I just wonder why the Depression, two World Wars, Vietnam and the Cold War didn’t cause a longing for stability that froze popular culture (though I will concede the latter two may have planted the seeds.) Rather, I think that in making the world smaller and enabling us to all experience the same things at the same time, technology has started to introduce a uniformity. It is tougher for regional quirks to gain enough influence to bring about changes. Instead everyone consults the same sources.

As Andersen points out, the ubiquity of so many retailers across the country means that it is possible for us to access the same resources as everyone else as well. There used to be a minor plot element in stories where residents of smaller communities would ask a newcomer what the fashions were in Paris or NY. Now there is no need to do so. Not only does everyone know what the styles are, they are readily available.

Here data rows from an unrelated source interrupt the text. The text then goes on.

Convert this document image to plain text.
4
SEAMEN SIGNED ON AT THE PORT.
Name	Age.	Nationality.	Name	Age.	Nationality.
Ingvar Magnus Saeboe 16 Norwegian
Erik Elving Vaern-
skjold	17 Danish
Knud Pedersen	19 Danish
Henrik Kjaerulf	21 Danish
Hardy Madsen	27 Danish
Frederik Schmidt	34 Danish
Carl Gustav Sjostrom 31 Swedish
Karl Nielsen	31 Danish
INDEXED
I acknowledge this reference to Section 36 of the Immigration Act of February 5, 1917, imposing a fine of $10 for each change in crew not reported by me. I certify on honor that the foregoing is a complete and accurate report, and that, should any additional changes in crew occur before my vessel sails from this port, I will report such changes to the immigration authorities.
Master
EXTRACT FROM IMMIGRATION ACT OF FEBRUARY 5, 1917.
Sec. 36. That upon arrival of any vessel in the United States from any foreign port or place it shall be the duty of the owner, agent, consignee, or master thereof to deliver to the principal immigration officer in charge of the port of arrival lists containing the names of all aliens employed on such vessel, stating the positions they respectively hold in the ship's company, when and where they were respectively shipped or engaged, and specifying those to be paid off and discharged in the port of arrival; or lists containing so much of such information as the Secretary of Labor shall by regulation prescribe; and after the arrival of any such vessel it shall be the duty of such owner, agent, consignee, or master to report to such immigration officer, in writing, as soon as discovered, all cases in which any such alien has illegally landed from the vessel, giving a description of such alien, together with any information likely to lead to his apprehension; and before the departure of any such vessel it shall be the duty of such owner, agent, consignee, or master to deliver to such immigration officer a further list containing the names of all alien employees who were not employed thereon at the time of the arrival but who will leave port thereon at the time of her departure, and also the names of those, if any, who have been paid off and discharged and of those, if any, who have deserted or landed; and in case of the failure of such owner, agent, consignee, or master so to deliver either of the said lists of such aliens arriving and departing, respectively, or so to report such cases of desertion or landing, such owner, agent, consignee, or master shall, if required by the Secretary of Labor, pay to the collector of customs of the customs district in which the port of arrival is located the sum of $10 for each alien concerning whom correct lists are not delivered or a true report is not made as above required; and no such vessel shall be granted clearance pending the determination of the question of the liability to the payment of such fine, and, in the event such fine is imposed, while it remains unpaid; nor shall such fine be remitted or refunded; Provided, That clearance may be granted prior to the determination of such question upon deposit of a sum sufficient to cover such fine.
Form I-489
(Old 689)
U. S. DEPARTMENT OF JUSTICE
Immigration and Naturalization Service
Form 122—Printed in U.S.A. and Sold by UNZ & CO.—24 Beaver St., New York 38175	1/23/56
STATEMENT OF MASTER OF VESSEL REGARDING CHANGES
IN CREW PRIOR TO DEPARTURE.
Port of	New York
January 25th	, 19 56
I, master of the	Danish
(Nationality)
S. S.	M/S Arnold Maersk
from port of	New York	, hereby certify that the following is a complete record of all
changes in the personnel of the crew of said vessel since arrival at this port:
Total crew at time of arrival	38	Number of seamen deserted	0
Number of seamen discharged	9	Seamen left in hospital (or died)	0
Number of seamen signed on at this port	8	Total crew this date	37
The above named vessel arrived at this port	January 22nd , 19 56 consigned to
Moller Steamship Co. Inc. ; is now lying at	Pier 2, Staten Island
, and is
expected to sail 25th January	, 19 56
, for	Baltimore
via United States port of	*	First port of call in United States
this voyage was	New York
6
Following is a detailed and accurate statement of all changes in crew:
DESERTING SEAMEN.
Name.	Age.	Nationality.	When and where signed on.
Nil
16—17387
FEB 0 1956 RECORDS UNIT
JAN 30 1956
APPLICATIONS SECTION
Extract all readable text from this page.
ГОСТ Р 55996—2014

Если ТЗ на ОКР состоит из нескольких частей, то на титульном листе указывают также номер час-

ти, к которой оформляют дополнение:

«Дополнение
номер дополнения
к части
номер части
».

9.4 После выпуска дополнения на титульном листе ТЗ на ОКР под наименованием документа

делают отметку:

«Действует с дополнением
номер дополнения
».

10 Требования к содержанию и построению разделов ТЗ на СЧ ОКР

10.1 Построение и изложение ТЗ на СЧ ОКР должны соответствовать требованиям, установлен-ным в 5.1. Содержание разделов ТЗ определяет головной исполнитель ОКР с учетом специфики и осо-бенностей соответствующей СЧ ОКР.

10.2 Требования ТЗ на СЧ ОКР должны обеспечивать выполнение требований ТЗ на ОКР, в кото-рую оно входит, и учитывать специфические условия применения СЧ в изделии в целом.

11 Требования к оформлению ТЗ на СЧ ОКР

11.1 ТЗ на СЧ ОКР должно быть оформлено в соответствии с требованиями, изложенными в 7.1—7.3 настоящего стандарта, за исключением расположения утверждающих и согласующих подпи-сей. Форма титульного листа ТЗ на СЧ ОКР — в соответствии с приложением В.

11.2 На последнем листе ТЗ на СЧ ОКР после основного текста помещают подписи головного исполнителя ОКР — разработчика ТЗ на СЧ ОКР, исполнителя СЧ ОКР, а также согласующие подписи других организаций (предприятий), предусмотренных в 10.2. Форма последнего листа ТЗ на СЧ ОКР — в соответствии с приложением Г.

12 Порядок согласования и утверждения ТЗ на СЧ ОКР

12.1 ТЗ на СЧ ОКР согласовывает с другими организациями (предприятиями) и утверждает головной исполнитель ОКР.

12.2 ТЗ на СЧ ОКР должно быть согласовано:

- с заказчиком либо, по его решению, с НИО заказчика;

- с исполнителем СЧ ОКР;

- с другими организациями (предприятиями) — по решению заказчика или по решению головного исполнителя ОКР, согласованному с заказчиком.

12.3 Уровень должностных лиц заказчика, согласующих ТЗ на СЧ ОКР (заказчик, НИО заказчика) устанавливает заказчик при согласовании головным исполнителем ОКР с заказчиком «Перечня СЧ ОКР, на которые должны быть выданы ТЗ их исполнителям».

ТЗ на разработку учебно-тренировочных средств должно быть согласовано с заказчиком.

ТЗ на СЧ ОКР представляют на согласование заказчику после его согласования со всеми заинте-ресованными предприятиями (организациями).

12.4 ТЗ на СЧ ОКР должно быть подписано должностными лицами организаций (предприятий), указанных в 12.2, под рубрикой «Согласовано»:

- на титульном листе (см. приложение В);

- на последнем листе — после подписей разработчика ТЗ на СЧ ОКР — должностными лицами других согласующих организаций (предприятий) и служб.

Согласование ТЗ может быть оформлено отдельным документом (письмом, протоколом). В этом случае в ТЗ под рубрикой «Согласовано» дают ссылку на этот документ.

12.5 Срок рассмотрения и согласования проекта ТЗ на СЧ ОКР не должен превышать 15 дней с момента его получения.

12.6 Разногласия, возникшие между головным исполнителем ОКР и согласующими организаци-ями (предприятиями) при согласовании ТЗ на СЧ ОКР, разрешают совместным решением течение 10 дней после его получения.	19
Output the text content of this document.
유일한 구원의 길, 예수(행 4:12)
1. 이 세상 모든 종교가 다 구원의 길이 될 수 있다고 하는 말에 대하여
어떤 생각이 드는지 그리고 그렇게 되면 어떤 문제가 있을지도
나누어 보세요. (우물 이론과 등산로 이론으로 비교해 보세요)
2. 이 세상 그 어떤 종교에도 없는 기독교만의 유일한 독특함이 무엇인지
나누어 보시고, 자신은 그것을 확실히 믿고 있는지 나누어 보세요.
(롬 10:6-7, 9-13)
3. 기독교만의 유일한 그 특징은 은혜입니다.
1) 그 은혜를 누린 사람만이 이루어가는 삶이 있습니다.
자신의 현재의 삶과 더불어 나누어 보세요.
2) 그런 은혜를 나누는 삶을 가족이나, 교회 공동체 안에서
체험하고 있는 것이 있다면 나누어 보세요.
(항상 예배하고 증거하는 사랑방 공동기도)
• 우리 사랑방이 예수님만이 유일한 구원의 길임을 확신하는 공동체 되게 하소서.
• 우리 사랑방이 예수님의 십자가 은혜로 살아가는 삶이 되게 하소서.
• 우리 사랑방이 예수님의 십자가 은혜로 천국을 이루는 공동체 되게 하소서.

What does this have to do with arts organizations these days? Well, for one, there has long been a conversation about how everyone in theatre is taking their cues from what is being done on Broadway. There has also long been a conversation about how everything being done on Broadway is a revival, revue or dramatization of material which has proven itself in some other format.

It seems that what we have here is an opportunity not only to break from our own past practices but to become agents of change for general culture as well. I am not so idealistic that I can’t admit that is a lot of inertia to overcome for non-profits. But since it appears increasingly likely a change of business model is in order, we might as well include artistic and cultural innovation while we are in the process of re-invention, right?